Looks more like C code. Why are you using C-strings and std strings? In any case, it looks like your error is unrelated. The assignment before Testthis = &*Look_in is useless (not to mention the new call leaks memory). In this case, there is no reason to first dereference your Look_in node and then take the address. You should be able to simply change that statement to Testthis = Look_in.

However, if this is a runtime error, be certain that Look_in != NULL or is not deleted somewhere else.

It looks like you have small confusion on pointers overall; so here is a quick run-down.

Pointers point to a memory location at which some value is stored. So when you declare a pointer and assign it some memory location, you are telling that pointer where in memory to look for some item. When you dereference a valid, non-null pointer, you can get the value which that memory location holds. For instance,

Node x[64]; // An array of 64 nodes
Node * t = x; // t points to element 0 of x. Therefore, changing values of x changes values of t and changing values of t changes values of x

Furthermore, memory allocation/deallocation is a different story. Stack memory (as declared above for both of those declarations) is managed by the operating system. However, heap allocation is up to you (i.e. new/delete).

Node * x = new Node;
// Do stuff with your node - it is on the heap, so it is persistent until you explicitly remove it
delete x;

The biggest difference between the stack and the heap is that heap memory exceeds the life of the function.
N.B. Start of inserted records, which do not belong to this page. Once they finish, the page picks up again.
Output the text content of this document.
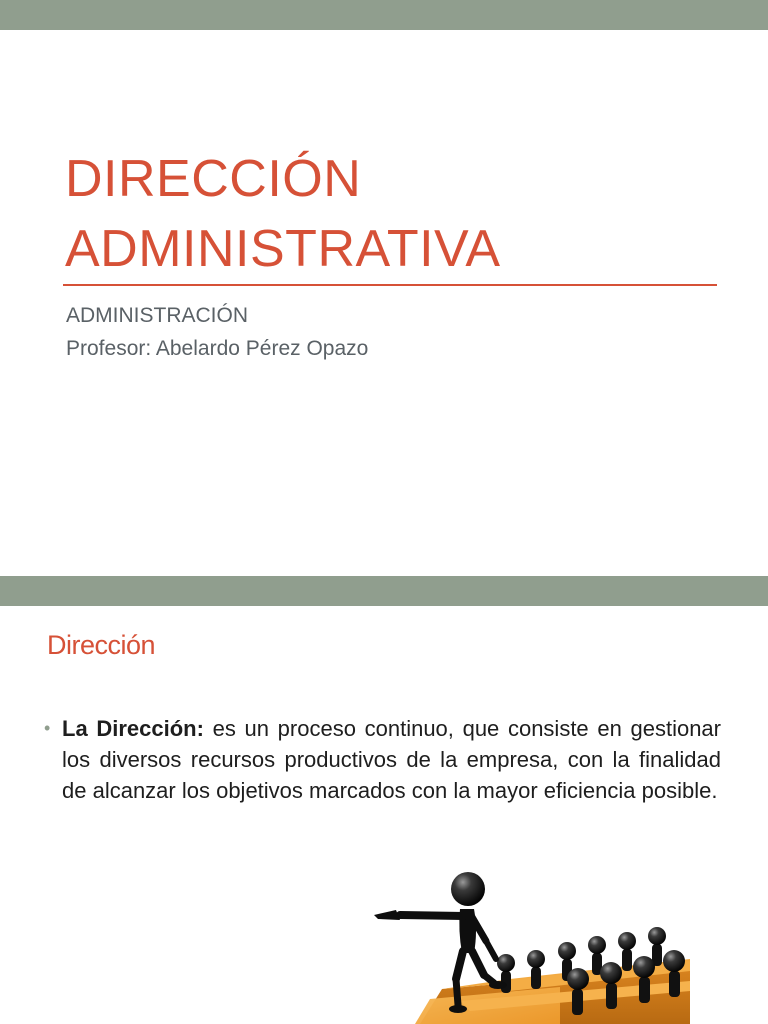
DIRECCIÓN
ADMINISTRATIVA
ADMINISTRACIÓN
Profesor: Abelardo Pérez Opazo
Dirección
• La Dirección: es un proceso continuo, que consiste en gestionar los diversos recursos productivos de la empresa, con la finalidad de alcanzar los objetivos marcados con la mayor eficiencia posible.
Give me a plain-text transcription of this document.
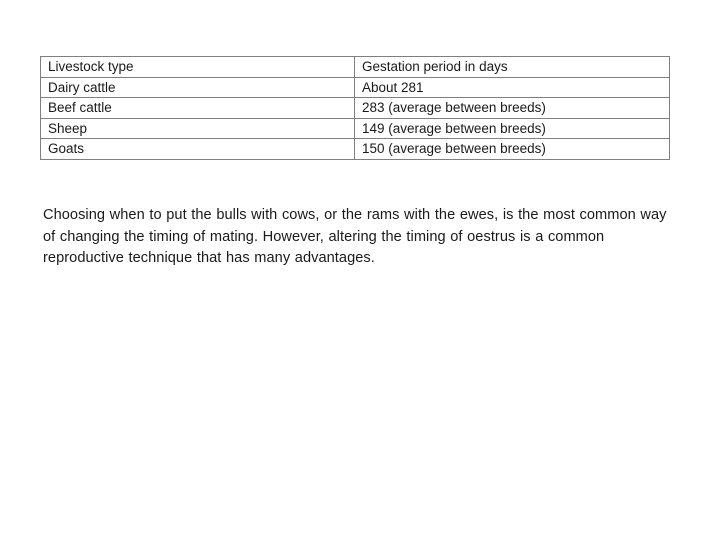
Livestock type	Gestation period in days
Dairy cattle	About 281
Beef cattle	283 (average between breeds)
Sheep	149 (average between breeds)
Goats	150 (average between breeds)

Choosing when to put the bulls with cows, or the rams with the ewes, is the most common way of changing the timing of mating. However, altering the timing of oestrus is a common reproductive technique that has many advantages.
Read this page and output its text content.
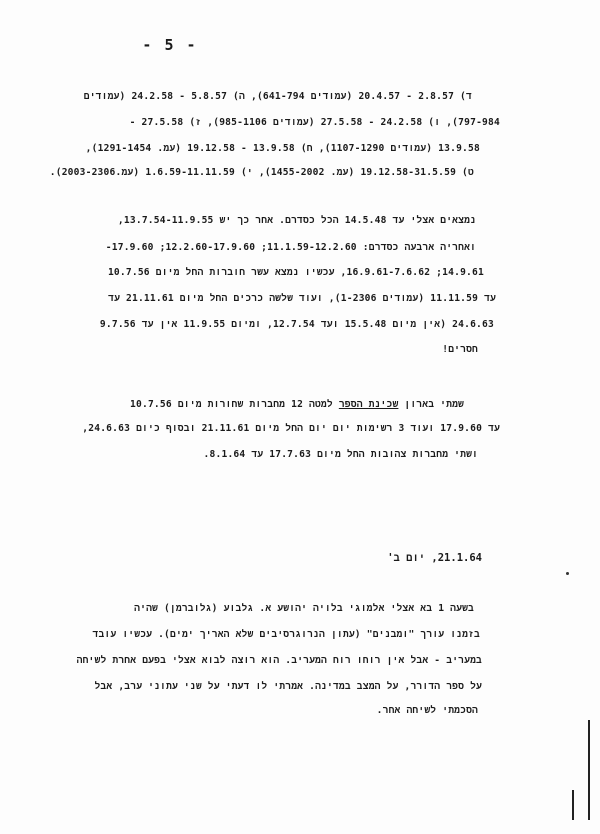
- 5 -
ד) 2.8.57 - 20.4.57 (עמודים 641-794), ה) 5.8.57 - 24.2.58 (עמודים
797-984), ו) 24.2.58 - 27.5.58 (עמודים 985-1106), ז) 27.5.58 -
13.9.58 (עמודים 1107-1290), ח) 13.9.58 - 19.12.58 (עמ. 1291-1454),
ט) 19.12.58-31.5.59 (עמ. 1455-2002), י) 1.6.59-11.11.59 (עמ.2003-2306).
נמצאים אצלי עד 14.5.48 הכל כסדרם. אחר כך יש 13.7.54-11.9.55,
ואחריה ארבעה כסדרם: 11.1.59-12.2.60; 12.2.60-17.9.60; 17.9.60-
14.9.61; 16.9.61-7.6.62, עכשיו נמצא עשר חוברות החל מיום 10.7.56
עד 11.11.59 (עמודים 1-2306), ועוד שלשה כרכים החל מיום 21.11.61 עד
24.6.63 (אין מיום 15.5.48 ועד 12.7.54, ומיום 11.9.55 אין עד 9.7.56
חסרים!
שמתי בארון שכינת הספר למטה 12 מחברות שחורות מיום 10.7.56
עד 17.9.60 ועוד 3 רשימות יום יום החל מיום 21.11.61 ובסוף כיום 24.6.63,
ושתי מחברות צהובות החל מיום 17.7.63 עד 8.1.64.
21.1.64, יום ב'
בשעה 1 בא אצלי אלמוגי בלויה יהושע א. גלבוע (גלוברמן) שהיה
בזמנו עורך "ומבנים" (עתון הנרוגרסיבים שלא האריך ימים). עכשיו עובד
במעריב - אבל אין רוחו רוח המעריב. הוא רוצה לבוא אצלי בפעם אחרת לשיחה
על ספר הדורר, על המצב במדינה. אמרתי לו דעתי על שני עתוני ערב, אבל
הסכמתי לשיחה אחר.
For example, each function gets its own stack-frame to declare variables on. However, when the function exits, then the stack-frame is freed. Heap memory, however, can hold values which are not exclusive to a single function lifetime.

A simple example is this:

int* giveMeAnInt()
{
  int x;
  return &x;
}

In the function above, we declare a local variable, and try to return its address as a pointer to that value. However, after we return, that value is popped off the stack anyway since the function has ended. To do this properly you would have to:

int* giveMeAnInt()
{
  int* x = new int;
  return x;
}

The second example declares a variable on the heap and returns its address. But do not forget, if you use new, you must delete it later. Another quick example (using the working version of the code above i.e. example 2)

...
int * z = giveMeAnInt();
cout<< *z << endl;
delete z; // Free the memory allocated by the giveMeAnInt() function
...

That is a lot of quick information, but good luck.

EDIT

Perhaps if you are crashing at ...->NAME[n], then NAME[n] does not exist. Notice that you are effectively dereferencing Testthis at sizeof(Testthis->NAME) so the problem is not with the pointer. If you are looking for the number of characters in the string for a pointer, then you must use strlen() and not sizeof().

Here is the problem we are facing: the difference between an array and a pointer. If you declare char someArray[64], then sizeof(someArray) == 64. However, if you declare char* someArray, then sizeof(someArray) == 4 (since sizeof(char*) == 4, assuming 32-bit machine. But for now, the constant doesn't matter) and not the actual number of characters. To be safe, you should instead simply use strlen(someArray) which will work as expected for both declarations.

Answer 2

Ok looks like the std::string to char * conversion was causing leaks.

Switched to a vector option as suggested here: How to convert a std::string to const char* or char*?

Problem went away. I'll have to trace the actual memory later but I find it odd that that string memory was placed right next to the begining of the linked-list.